AOP for Inter-Application Variation!
Today, Dave Ross made some very interesting comments on the CFCDev list based on a suggestion by Adam Haskell which opened my eyes to a whole new family of use cases for leveraging AOP in application design . . .
The topic was raised by Adam who was trying to decide whether to use aspects to implement new business rules for an existing shopping application. At first it seemed to me that he should really just add the rules to his business objects as the business rules clearly belonged within the model and were not cross cutting concerns.
However, when he explained that he’d like to keep the business rules out of the components so he could use the core components in other applications that didn’t have those industry specific business rules, AOP started to look more attractive – tactically if not strategically.

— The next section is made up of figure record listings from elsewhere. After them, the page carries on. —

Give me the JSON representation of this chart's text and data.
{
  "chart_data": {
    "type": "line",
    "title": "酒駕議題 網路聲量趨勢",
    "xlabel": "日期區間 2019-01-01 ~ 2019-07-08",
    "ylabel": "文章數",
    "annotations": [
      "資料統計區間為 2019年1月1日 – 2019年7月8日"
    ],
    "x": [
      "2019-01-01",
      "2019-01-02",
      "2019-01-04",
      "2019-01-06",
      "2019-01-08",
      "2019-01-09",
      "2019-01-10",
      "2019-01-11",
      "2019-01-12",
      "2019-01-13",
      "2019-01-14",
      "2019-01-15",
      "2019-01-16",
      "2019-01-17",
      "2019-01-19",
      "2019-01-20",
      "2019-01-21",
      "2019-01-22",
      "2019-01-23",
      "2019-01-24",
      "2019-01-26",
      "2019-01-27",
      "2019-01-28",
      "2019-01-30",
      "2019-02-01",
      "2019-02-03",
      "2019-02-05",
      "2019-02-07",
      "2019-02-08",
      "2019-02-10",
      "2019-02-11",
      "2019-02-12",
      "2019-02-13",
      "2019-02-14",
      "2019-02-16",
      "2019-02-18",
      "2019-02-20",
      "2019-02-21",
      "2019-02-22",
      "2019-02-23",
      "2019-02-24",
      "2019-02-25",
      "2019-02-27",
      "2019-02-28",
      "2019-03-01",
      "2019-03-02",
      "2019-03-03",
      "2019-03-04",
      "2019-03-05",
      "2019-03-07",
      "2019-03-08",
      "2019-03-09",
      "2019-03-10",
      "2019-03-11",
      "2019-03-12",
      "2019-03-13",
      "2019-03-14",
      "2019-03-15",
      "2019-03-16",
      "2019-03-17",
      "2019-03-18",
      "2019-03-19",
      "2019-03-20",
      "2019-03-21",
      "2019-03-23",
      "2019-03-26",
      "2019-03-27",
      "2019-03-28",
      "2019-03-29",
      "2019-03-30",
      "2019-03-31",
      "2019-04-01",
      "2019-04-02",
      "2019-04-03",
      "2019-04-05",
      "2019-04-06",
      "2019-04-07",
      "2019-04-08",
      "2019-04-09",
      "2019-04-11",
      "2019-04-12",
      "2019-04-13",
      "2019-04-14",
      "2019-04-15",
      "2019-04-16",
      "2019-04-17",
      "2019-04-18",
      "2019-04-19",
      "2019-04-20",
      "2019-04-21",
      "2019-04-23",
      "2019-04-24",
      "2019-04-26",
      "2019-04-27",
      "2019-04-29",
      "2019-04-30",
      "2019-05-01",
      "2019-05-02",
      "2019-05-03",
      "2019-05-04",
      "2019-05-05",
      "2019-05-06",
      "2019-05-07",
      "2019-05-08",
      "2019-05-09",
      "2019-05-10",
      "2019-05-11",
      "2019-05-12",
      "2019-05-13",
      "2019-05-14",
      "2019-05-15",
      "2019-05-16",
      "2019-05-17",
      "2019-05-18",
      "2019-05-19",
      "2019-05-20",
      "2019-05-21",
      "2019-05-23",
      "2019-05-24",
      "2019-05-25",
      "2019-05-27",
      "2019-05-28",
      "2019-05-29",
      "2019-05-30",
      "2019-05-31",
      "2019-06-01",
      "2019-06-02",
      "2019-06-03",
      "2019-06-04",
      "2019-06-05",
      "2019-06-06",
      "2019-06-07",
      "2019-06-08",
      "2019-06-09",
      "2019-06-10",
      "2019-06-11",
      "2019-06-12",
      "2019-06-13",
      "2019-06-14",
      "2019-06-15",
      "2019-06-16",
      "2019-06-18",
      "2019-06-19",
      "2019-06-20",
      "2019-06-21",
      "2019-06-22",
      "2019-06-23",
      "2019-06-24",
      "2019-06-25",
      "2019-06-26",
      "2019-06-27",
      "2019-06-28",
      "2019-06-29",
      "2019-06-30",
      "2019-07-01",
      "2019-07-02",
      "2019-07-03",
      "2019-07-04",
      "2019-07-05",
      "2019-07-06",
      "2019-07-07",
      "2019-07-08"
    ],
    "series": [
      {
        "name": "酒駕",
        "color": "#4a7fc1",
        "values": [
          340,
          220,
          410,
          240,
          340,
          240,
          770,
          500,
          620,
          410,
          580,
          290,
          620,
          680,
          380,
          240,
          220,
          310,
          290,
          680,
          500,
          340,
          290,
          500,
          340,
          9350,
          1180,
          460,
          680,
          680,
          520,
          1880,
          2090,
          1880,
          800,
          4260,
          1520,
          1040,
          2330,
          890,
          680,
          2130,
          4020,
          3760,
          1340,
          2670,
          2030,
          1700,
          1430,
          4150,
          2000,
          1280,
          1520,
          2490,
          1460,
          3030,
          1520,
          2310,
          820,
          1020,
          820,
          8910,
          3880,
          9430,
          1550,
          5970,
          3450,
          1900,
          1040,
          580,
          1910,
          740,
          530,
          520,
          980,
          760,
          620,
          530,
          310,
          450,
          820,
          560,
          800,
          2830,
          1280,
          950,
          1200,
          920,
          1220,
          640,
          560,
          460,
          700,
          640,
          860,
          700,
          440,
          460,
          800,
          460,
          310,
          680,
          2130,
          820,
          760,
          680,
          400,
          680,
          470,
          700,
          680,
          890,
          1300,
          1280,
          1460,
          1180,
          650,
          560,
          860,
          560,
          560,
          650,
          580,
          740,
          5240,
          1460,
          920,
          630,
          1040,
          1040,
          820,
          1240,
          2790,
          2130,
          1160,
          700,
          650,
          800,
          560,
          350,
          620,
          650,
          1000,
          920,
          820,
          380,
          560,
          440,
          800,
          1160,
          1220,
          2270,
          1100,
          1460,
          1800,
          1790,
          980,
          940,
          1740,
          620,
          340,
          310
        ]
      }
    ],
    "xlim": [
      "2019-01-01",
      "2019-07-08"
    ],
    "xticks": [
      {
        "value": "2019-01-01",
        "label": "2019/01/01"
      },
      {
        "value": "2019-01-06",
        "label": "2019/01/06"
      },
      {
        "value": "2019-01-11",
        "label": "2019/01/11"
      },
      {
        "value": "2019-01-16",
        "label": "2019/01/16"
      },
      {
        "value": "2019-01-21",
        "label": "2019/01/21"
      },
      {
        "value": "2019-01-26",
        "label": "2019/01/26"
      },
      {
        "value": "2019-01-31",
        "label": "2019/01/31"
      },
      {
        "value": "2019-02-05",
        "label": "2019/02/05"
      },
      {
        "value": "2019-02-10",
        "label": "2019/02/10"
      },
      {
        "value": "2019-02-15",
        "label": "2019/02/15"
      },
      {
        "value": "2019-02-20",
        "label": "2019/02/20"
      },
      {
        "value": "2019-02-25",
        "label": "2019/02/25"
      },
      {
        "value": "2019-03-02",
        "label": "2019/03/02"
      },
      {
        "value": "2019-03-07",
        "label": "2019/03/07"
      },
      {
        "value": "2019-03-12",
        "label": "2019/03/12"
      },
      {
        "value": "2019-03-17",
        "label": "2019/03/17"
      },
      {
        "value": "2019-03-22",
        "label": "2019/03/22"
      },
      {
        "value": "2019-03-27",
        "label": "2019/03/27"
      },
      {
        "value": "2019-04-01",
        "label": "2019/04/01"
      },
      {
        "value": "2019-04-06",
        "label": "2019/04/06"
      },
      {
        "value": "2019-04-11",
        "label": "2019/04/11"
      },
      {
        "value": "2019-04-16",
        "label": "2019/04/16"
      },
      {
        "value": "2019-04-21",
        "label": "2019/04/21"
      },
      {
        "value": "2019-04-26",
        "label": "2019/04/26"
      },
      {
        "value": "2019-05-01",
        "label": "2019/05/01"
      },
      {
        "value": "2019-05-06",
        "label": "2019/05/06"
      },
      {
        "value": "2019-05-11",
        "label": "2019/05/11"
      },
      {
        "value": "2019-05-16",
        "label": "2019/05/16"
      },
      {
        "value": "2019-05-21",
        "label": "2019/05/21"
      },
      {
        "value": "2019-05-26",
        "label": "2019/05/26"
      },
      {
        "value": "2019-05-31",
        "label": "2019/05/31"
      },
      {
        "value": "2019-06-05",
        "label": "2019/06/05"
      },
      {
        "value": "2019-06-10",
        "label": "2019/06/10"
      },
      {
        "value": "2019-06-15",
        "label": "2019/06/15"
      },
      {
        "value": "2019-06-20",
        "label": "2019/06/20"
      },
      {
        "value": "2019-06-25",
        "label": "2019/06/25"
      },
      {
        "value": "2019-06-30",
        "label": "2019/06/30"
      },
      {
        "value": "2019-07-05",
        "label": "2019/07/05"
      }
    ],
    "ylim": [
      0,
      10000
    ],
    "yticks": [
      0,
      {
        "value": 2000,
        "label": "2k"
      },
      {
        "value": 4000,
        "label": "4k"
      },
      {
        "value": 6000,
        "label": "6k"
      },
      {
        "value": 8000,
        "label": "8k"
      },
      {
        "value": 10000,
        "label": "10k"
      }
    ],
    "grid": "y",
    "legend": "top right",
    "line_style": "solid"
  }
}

The fallback position for extending components is always sub-classing (inheritance), but in the spirit of favoring composition over inheritance, even though inheritance would not be “wrong” in this case, it was worth exploring other alternatives.
The decorator pattern is often used to extend the functionality of a component, but requires a concrete decorator class to be written for each class that requires decorating.
Dave Ross suggested that AOP could well be an appropriate solution because while the business rules were not a cross cutting concern (they should be implemented by some kind of rules class within the model), the initiation of the business rules (assuming they affected multiple classes) could well be.
Given that the project specific shopping cart clearly IS A shopping cart, I think inheritance might be a simple and appropriate solution, and if the business rules only affect one or two components, writing concrete application specific decorators might be a simpler and hence more maintainable approach than AOP for this particular use case. But for me, looking at AOP as a way of extending/customizing variations of an application (i.e. implementing a software product line – the topic of our next post) was a fascinating and relatively lightweight dynamic alternative to using a code generator to build custom classes for each variation.



Great to hear from you. It's great to see people considering AOP for these kinds of applications. Something Chris Scott always says is that there is so much more to AOP than just logging and security. Good to see people sharing ideas about some of the other possible use cases!
I love your idea, but don't envy you your job. Cleaning up after each departments messes must be "interesting". I'm usually lucky enough to be able to do greenfield projects with at most a little bit of legacy integration vai adaptors!